As a “framework,” the emphasis is on a process or approach, rather than a curriculum, intervention, or practice. The “continuum” notion emphasizes how evidence- or research-based behavioral practices are organized within a multi-tiered system of support, also called “response-to-intervention” Within this definition, the mutually beneficial relationship between academic and social behavior student success is. Finally, the important supportive relationship between positive school- and classroom- wide culture and individual student success is emphasized.

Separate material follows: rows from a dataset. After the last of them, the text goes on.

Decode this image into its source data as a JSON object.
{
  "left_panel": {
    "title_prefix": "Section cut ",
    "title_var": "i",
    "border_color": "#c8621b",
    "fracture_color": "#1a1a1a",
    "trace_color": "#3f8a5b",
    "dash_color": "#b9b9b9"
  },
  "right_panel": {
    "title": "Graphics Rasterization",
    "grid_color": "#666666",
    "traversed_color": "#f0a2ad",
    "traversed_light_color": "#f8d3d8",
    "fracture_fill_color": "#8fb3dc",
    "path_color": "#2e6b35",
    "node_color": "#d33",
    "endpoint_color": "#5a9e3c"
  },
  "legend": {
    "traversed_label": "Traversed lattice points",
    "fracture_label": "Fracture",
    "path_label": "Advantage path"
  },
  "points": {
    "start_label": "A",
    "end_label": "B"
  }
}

The PBIS framework has a number of defining characteristics. First and foremost, student outcomes serve as the basis for practice selection, data collection, and intervention evaluations. These outcomes are (a) academic and social, (b) individual and small group, and (c) judged on their educational and social value and importance.
Second, rather than focusing on specific packaged or manualized interventions, the PBIS framework highlights specification and adoption of evidence- and research- based practices that characterize packaged programs. These practices are organized to support students across (a) school-wide (e.g., teaching and acknowledging a small number of positively stated behavioral expectations, clear and distinctive definitions for rule violations, and data-decision rules), (b) non-classroom (e.g., active supervision, reminders, teaching setting-specific routines), (c) classroom (e.g., effective academic instruction, active supervision, high praise rates), and (d) individual student (e.g., function-based behavior intervention supports, explicit social skills instruction, wraparound processes) routines.

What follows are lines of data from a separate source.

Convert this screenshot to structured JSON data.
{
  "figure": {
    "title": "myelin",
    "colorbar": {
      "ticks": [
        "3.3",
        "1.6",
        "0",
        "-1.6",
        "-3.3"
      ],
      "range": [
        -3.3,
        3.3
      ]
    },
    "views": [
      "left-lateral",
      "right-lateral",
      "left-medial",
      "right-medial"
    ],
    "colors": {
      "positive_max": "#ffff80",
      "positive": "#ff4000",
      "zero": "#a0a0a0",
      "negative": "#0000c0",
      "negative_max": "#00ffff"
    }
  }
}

Third, consistent with the response-to-intervention approach, PBIS is characterized by the establishment of a continuum of behavior support practices and systems. These practices are unified with procedures for universal screening, continuous progress monitoring, team-based decision making rules and procedures, explicit monitoring of implementation fidelity, and local content expertise and fluency. In addition, the PBIS framework stresses the importance of embedded and continuous professional development, monitoring based on phase of implementation, and systems-based competence and supports (e.g., policy, leadership, funding).

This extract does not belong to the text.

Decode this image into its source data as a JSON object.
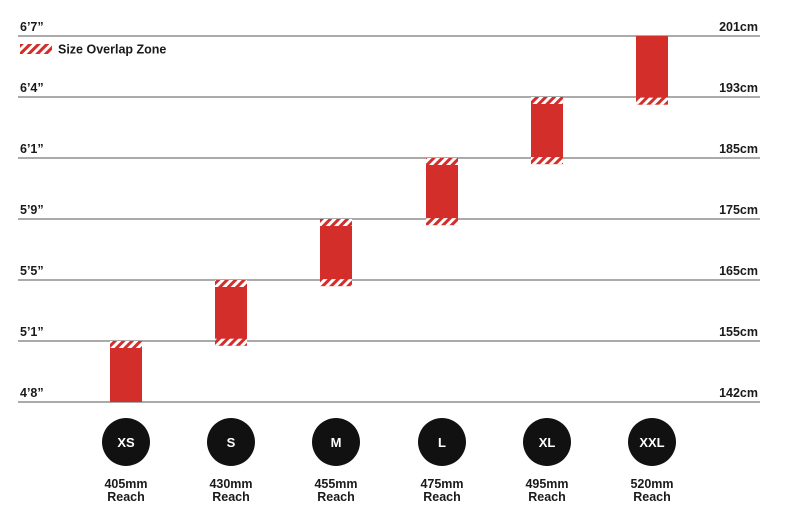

Finally, the effective, efficient, and relevant use of data or information to guide decision-making links the above characteristics. The collection, analysis, and use of data are considered essential for a number of PBIS purposes: (a) need clarification and priority, (b) matching of need and intervention or practice, (c) evaluation of research-base for practice selection, (d) student responsiveness and outcome impact, (e) intervention or practice fidelity, (f) social and ecological validity, and (g) implementation adjust for efficiency, effectiveness, and relevance.
Included in the 16,000 school teams that have been trained on the PBIS implementation framework (especially, tier 1 or primary prevention), are 3 states with more than 60% of schools involved in PBIS implementation, 9 states with more than 40%, and 16 states with more than 30%. This impact reflects efforts by state and district leadership teams to build capacity for sustaining and scaling up their implementation of PBIS. Schools that are effective in their implementation have (a) more than 80% of their students and staff who can indicate the desired positive behavioral expectations for a given school setting, (b) high rates of positive acknowledgements for contributing to a positive and safe school climate, (c) have more than 70-80% of their students who have not experienced an office discipline referral for a disciplinary rule infraction, (d) a good idea about which students require more intensive behavior supports, and (e) systems for regular review of their school-wide behavior data to guide their PBIS action planning and implementation decision making.
In addition, since the 1980s, a number of experimental studies have documented the effectiveness of the PBIS framework at the school-wide level. This body of research supports improvements in problem disciplinary behavior, school climate, organizational health, student bullying behavior and peer victimization, and academic achievement.